Baum écrit que le salon de l'appartement de sa famille à la maison RNA « était petit mais néanmoins assez grand pour des étagères en teck, une console avec un plateau tournant et un récepteur, une armoire à alcool, une chaise à oreilles avec un repose-pieds, un canapé marron avec des bras inclinés. et des pieds effilés en épingle à cheveux, et un petit piano à queue hérité. (Avec l'aimable autorisation de Jennifer Baum)

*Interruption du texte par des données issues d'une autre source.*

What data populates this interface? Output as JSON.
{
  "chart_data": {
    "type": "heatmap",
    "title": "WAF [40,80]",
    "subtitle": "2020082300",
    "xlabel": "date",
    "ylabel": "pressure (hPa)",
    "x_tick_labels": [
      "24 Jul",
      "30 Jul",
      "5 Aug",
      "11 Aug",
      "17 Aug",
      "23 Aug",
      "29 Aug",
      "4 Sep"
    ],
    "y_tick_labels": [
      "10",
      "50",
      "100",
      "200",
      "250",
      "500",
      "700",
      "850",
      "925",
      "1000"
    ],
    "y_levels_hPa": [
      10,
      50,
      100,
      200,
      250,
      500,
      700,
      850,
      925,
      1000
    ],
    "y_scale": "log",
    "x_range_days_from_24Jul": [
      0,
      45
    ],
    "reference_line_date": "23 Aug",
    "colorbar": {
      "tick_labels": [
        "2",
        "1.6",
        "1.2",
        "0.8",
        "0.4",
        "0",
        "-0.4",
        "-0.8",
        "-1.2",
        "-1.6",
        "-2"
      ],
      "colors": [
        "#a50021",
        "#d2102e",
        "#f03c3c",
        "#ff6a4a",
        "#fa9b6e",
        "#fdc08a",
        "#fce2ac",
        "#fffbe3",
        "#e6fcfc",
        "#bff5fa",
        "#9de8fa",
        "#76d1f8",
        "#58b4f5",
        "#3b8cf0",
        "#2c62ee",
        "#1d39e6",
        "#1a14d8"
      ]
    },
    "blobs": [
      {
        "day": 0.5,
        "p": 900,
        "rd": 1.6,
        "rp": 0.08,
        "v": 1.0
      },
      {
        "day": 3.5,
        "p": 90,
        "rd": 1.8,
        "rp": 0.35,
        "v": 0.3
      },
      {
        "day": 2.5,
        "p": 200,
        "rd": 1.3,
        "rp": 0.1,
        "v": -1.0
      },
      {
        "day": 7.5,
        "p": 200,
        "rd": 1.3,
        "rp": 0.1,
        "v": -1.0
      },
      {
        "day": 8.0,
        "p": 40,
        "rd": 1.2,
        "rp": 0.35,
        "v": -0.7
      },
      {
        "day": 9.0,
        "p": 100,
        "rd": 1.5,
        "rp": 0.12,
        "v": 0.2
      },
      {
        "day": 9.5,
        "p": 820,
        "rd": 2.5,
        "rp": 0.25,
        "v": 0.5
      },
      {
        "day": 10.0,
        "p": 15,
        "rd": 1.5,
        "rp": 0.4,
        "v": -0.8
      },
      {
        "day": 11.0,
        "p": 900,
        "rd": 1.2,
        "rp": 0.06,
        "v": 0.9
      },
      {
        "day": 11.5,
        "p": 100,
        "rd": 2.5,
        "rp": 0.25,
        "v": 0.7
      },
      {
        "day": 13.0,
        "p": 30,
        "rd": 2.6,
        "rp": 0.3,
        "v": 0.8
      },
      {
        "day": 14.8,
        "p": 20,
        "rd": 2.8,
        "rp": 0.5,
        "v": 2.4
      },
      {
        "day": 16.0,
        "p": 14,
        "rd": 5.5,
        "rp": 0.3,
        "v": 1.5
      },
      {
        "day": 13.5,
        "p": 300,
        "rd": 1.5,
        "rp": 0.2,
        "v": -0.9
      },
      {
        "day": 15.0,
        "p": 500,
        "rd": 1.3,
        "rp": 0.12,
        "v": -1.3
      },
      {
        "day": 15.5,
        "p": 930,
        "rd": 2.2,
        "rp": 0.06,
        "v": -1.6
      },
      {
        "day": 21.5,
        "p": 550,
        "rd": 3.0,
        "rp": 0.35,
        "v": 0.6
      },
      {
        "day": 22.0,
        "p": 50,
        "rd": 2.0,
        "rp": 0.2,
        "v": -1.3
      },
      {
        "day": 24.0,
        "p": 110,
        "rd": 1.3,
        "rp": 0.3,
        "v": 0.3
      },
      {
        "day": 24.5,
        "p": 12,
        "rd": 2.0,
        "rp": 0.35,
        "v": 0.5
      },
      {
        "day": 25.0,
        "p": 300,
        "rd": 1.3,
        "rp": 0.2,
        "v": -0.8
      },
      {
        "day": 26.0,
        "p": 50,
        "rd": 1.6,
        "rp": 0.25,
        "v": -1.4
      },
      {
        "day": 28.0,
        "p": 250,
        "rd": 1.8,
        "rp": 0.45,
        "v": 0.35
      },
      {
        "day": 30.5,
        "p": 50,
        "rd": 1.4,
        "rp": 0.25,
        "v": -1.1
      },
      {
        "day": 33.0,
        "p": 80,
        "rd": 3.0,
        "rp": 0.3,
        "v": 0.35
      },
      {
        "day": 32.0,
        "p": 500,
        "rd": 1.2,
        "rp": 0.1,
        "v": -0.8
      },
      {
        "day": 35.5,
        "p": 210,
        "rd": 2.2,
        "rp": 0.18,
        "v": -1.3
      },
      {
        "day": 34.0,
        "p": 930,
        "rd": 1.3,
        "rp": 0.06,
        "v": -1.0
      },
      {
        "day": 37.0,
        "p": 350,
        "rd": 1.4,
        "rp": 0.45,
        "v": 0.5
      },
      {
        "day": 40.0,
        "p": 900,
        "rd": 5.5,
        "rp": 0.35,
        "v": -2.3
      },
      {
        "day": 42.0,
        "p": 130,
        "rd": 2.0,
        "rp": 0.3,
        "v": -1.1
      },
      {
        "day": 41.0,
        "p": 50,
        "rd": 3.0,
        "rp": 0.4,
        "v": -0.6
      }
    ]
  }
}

C'est un choc de valeurs – politiques et économiques – que Baum capture dans une référence à « Marjorie Morningstar », le roman du milieu du siècle d'Herman Wouk sur une famille juive en difficulté.

Dans le roman, les parents juifs de Marjorie déménagent dans un immeuble chic de Central Park West. « En s'installant à l'Eldorado, écrit Wouk, ses parents avaient fait beaucoup, pensait Marjorie, pour compenser leur origine immigrée. » Pour Baum, il s’agissait des « objectifs opposés de mes parents progressistes, qui luttaient pour la justice sociale et non pour la réussite sociale ».

Les Juifs sont également surreprésentés parmi les hommes de pouvoir qui ont façonné le logement à New York au XXe siècle. Baum parle des syndicats dirigés par des Juifs qui ont construit des logements coopératifs et des logements locatifs à revenus moyens. Ses héros incluent des libéraux comme le maire de New York, Fiorello La Guardia, et la présidente de l'arrondissement de Manhattan, Ruth Messinger ; ses méchants incluent le maître planificateur Robert Moses et le maire Mike Bloomberg. Baum reproche à Bloomberg et à un autre ancien maire, Rudy Giuliani, de faire passer les intérêts des promoteurs privés et des riches avant le « bien commun ».

je a demandé à Baum si elle sympathisait avec ceux qui sont reconnaissants envers Giuliani et Bloomberg d'avoir rendu la ville plus sûre, plus propre et plus solvable financièrement, même si la gentrification s'est faite au détriment d'une vie de rue plus dynamique et des types de magasins familiaux qui elle se souvient si tendrement.

«Je pense que cela ne devrait pas être un compromis. Je ne pense pas que cela devrait être plus propre et plus vivable pour les riches. Ce n'est tout simplement pas juste», a-t-elle déclaré. « Nous devrions pouvoir offrir à tout le monde un espace de vie propre. Je pensais que les Mitchell-Lamas du quartier ouvraient la voie à une inévitable gentrification. Il n'était pas nécessaire qu'il en soit ainsi : le gouvernement aurait pu a continué à construire des logements abordables alors même que le quartier devenait plus sûr.

« Cela ne devrait pas être une situation de choix. »

est rédacteur en chef de la New York Jewish Week et rédacteur en chef d’Ideas for the Jewish Telegraphic Agency.